Vice chancellor of Delta State University, Abraka
- In office 2019 – Nov 30, 2024
- Preceded by: Victor Peretomode
- Succeeded by: Samuel Asagba

2nd Substantive Rector of Delta State Polytechnic, Ogwashi-Uku
- In office 2007–2011
- Preceded by: James Ovri
- Succeeded by: Edna Nneka Mogekwu

Personal details
- Born: April 4, 1960 (age 66) Issele-Uku, Delta State
- Party: Non-Partisan
- Spouse: Ebele Egwunyenga

= Andy Egwunyenga =

Nigerian Professor of Zoology

Andy Ogochukwu Egwunyenga (born April 4, 1960) is a Nigerian Professor of Zoology who was the 2nd substantive Rector of Delta State Polytechnic, Ogwashi-Uku and He served as the 7th substantive Vice Chancellor of Delta State University, Abraka till 1 December 2024.

== Background and early life ==
Andy Egwunyenga obtained his First School Leaving Certificate in 1969; he received a West African Secondary School Certificate from Federal Government College, Kaduna State in 1979.
He studied zoology at the University of Lagos, where he obtained his B.Sc. in 1982. In 1990, he received a Master of Science (M.Sc.) degree in zoology with specialization in Applied Entomology and Parasitology from the University of Jos, Plateau State, and he became a professor of zoology at the Delta State University in 2005. He was appointed Second substantive Rector of Delta State Polytechnic, Ogwash Ukwu in 2007 and served until his tenure expired in 2011.
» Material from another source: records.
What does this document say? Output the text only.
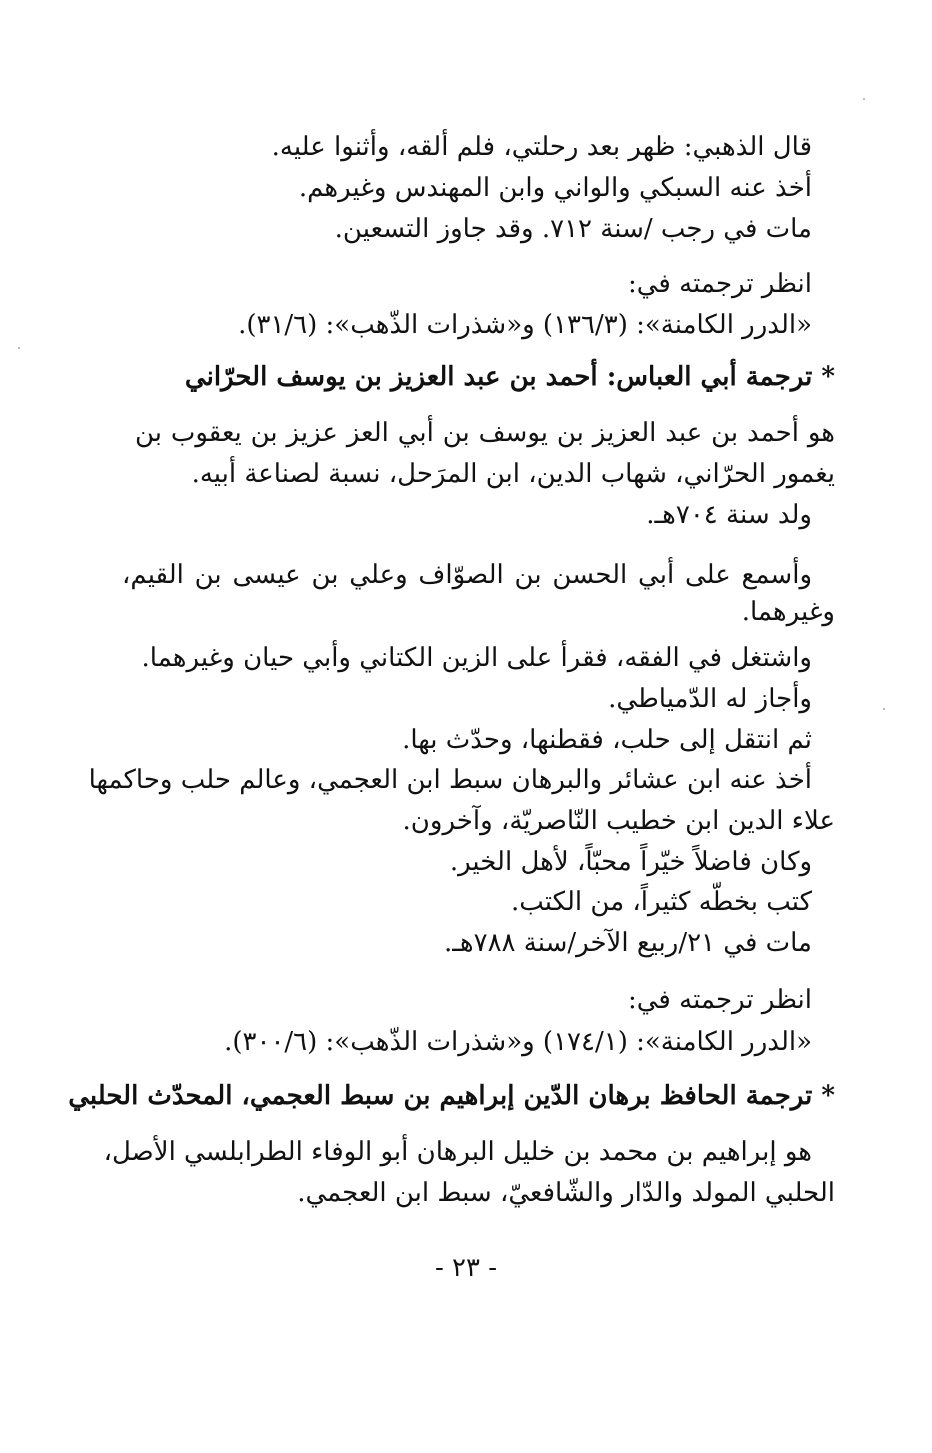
قال الذهبي: ظهر بعد رحلتي، فلم ألقه، وأثنوا عليه.
أخذ عنه السبكي والواني وابن المهندس وغيرهم.
مات في رجب /سنة ٧١٢. وقد جاوز التسعين.
انظر ترجمته في:
«الدرر الكامنة»: (١٣٦/٣) و«شذرات الذّهب»: (٣١/٦).
* ترجمة أبي العباس: أحمد بن عبد العزيز بن يوسف الحرّاني
هو أحمد بن عبد العزيز بن يوسف بن أبي العز عزيز بن يعقوب بن
يغمور الحرّاني، شهاب الدين، ابن المرَحل، نسبة لصناعة أبيه.
ولد سنة ٧٠٤هـ.
وأسمع على أبي الحسن بن الصوّاف وعلي بن عيسى بن القيم،
وغيرهما.
واشتغل في الفقه، فقرأ على الزين الكتاني وأبي حيان وغيرهما.
وأجاز له الدّمياطي.
ثم انتقل إلى حلب، فقطنها، وحدّث بها.
أخذ عنه ابن عشائر والبرهان سبط ابن العجمي، وعالم حلب وحاكمها
علاء الدين ابن خطيب النّاصريّة، وآخرون.
وكان فاضلاً خيّراً محبّاً، لأهل الخير.
كتب بخطّه كثيراً، من الكتب.
مات في ٢١/ربيع الآخر/سنة ٧٨٨هـ.
انظر ترجمته في:
«الدرر الكامنة»: (١٧٤/١) و«شذرات الذّهب»: (٣٠٠/٦).
* ترجمة الحافظ برهان الدّين إبراهيم بن سبط العجمي، المحدّث الحلبي
هو إبراهيم بن محمد بن خليل البرهان أبو الوفاء الطرابلسي الأصل،
الحلبي المولد والدّار والشّافعيّ، سبط ابن العجمي.
- ٢٣ -
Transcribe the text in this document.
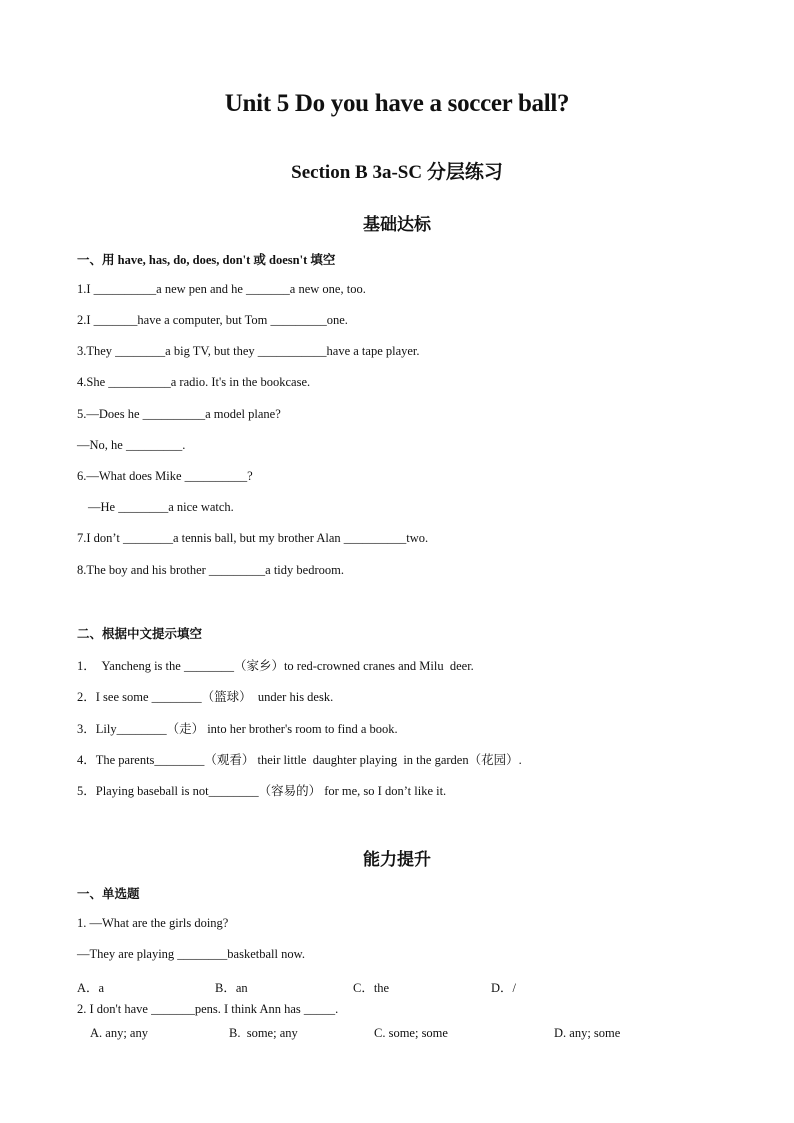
Unit 5 Do you have a soccer ball?
Section B 3a-SC 分层练习
基础达标
一、用 have, has, do, does, don't 或 doesn't 填空
1.I __________a new pen and he _______a new one, too.
2.I _______have a computer, but Tom _________one.
3.They ________a big TV, but they ___________have a tape player.
4.She __________a radio. It's in the bookcase.
5.—Does he __________a model plane?
—No, he _________.
6.—What does Mike __________?
—He ________a nice watch.
7.I don’t ________a tennis ball, but my brother Alan __________two.
8.The boy and his brother _________a tidy bedroom.
二、根据中文提示填空
1．  Yancheng is the ________（家乡）to red-crowned cranes and Milu  deer.
2．I see some ________（篮球）  under his desk.
3．Lily________（走） into her brother's room to find a book.
4．The parents________（观看） their little  daughter playing  in the garden（花园）.
5．Playing baseball is not________（容易的） for me, so I don’t like it.
能力提升
一、单选题
1. —What are the girls doing?
—They are playing ________basketball now.
A．a	B．an	C．the	D．/
2. I don't have _______pens. I think Ann has _____.
A. any; any	B.  some; any	C. some; some	D. any; some
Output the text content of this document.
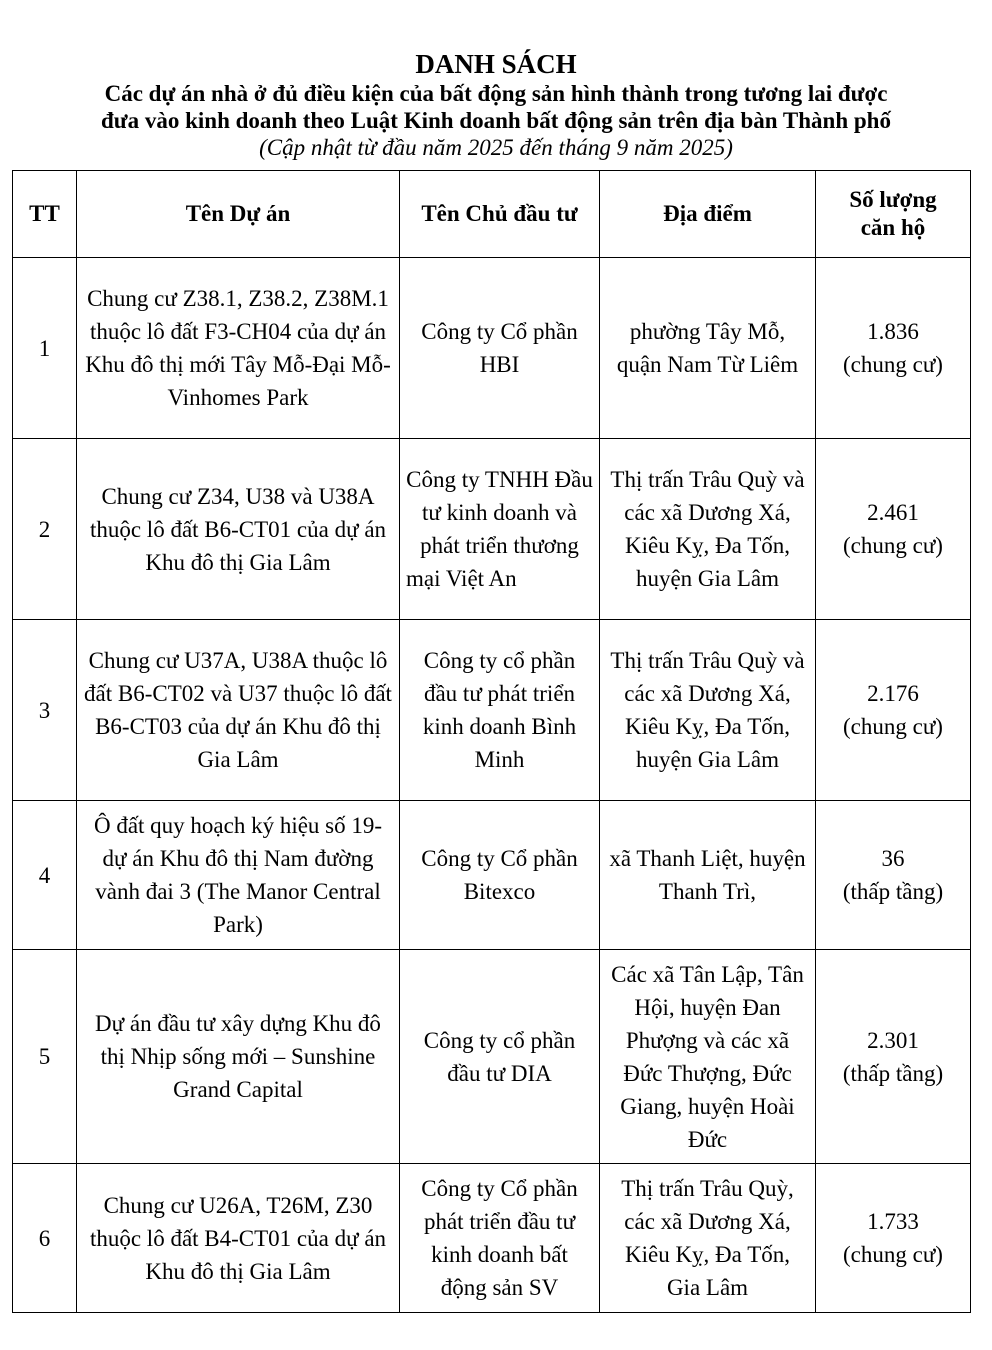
DANH SÁCH
Các dự án nhà ở đủ điều kiện của bất động sản hình thành trong tương lai được
đưa vào kinh doanh theo Luật Kinh doanh bất động sản trên địa bàn Thành phố
(Cập nhật từ đầu năm 2025 đến tháng 9 năm 2025)
TT	Tên Dự án	Tên Chủ đầu tư	Địa điểm	Số lượng
căn hộ

1	Chung cư Z38.1, Z38.2, Z38M.1 thuộc lô đất F3-CH04 của dự án Khu đô thị mới Tây Mỗ-Đại Mỗ-Vinhomes Park	Công ty Cổ phần HBI	phường Tây Mỗ, quận Nam Từ Liêm	1.836
(chung cư)

2	Chung cư Z34, U38 và U38A thuộc lô đất B6-CT01 của dự án Khu đô thị Gia Lâm	Công ty TNHH Đầu tư kinh doanh và phát triển thương mại Việt An	Thị trấn Trâu Quỳ và các xã Dương Xá, Kiêu Kỵ, Đa Tốn, huyện Gia Lâm	2.461
(chung cư)

3	Chung cư U37A, U38A thuộc lô đất B6-CT02 và U37 thuộc lô đất B6-CT03 của dự án Khu đô thị Gia Lâm	Công ty cổ phần đầu tư phát triển kinh doanh Bình Minh	Thị trấn Trâu Quỳ và các xã Dương Xá, Kiêu Kỵ, Đa Tốn, huyện Gia Lâm	2.176
(chung cư)

4	Ô đất quy hoạch ký hiệu số 19-dự án Khu đô thị Nam đường vành đai 3 (The Manor Central Park)	Công ty Cổ phần Bitexco	xã Thanh Liệt, huyện Thanh Trì,	36
(thấp tầng)

5	Dự án đầu tư xây dựng Khu đô thị Nhịp sống mới – Sunshine Grand Capital	Công ty cổ phần đầu tư DIA	Các xã Tân Lập, Tân Hội, huyện Đan Phượng và các xã Đức Thượng, Đức Giang, huyện Hoài Đức	2.301
(thấp tầng)

6	Chung cư U26A, T26M, Z30 thuộc lô đất B4-CT01 của dự án Khu đô thị Gia Lâm	Công ty Cổ phần phát triển đầu tư kinh doanh bất động sản SV	Thị trấn Trâu Quỳ, các xã Dương Xá, Kiêu Kỵ, Đa Tốn, Gia Lâm	1.733
(chung cư)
== 7th substantive Vice Chancellor of DELSU ==
On December 1, 2019, Andy Egwunyenga was appointed the seventh substantive Vice Chancellor of Delta State University, Abraka by Governor Ifeanyi Okowa to replace Victor Peretomode, and assumed duty on December 2, 2019.

== Personal life ==
Andy Egwunyenga is married to Ebele Egwunyenga who is also a professor in the Department of Educational Administration, Delta State University, Abraka, and they are both blessed with a daughter.

== Selected publications ==
- A.O Egwunyenga, J.A Ajayi, O.P.G Nmorsi, DD Duhlinska-Popova (2001). Plasmodium/intestinal helminth co-infections among pregnant Nigerian women, Memórias do Instituto Oswaldo Cruz 96 (8), pp. 1055–1059.
- O.P.G Nmorsi, O.A Egwunyenga, N.C.D Ukwandu, NQ Nwokolo (2005). Urinary schistosomiasis in a rural community in Edo state, Nigeria: Eosinophiluria as a diagnostic marker, African Journal of Biotechnology 4 (2), pp. 183–186.
- O.A Egwunyenga, D.P Ataikiru (2005). Soil-transmitted helminthiasis among school age children in ethiope East local government area, delta state, Nigeria, African Journal of Biotechnology 4 (9)
- O.A Egwunyenga, Ajaiyi J.A, Duhlinska Popova D.D and Nmorsi O.P.G (1996). Malaria infection of the cord birth weights in Nigerians. The Central African Journal of Medicine. 42(9), pp. 265–268.
- O.A Egwunyenga, Onojaife J. O and Nmor J. C (2016). Evaluation of the physico chemical indices of blackflies (Diptera: simuliidae) breeding sites in Delta State, Nigeria: implications for Onchocerciasis control. Journal of Coastal Life Medicine. 4(11), pp. 856–860.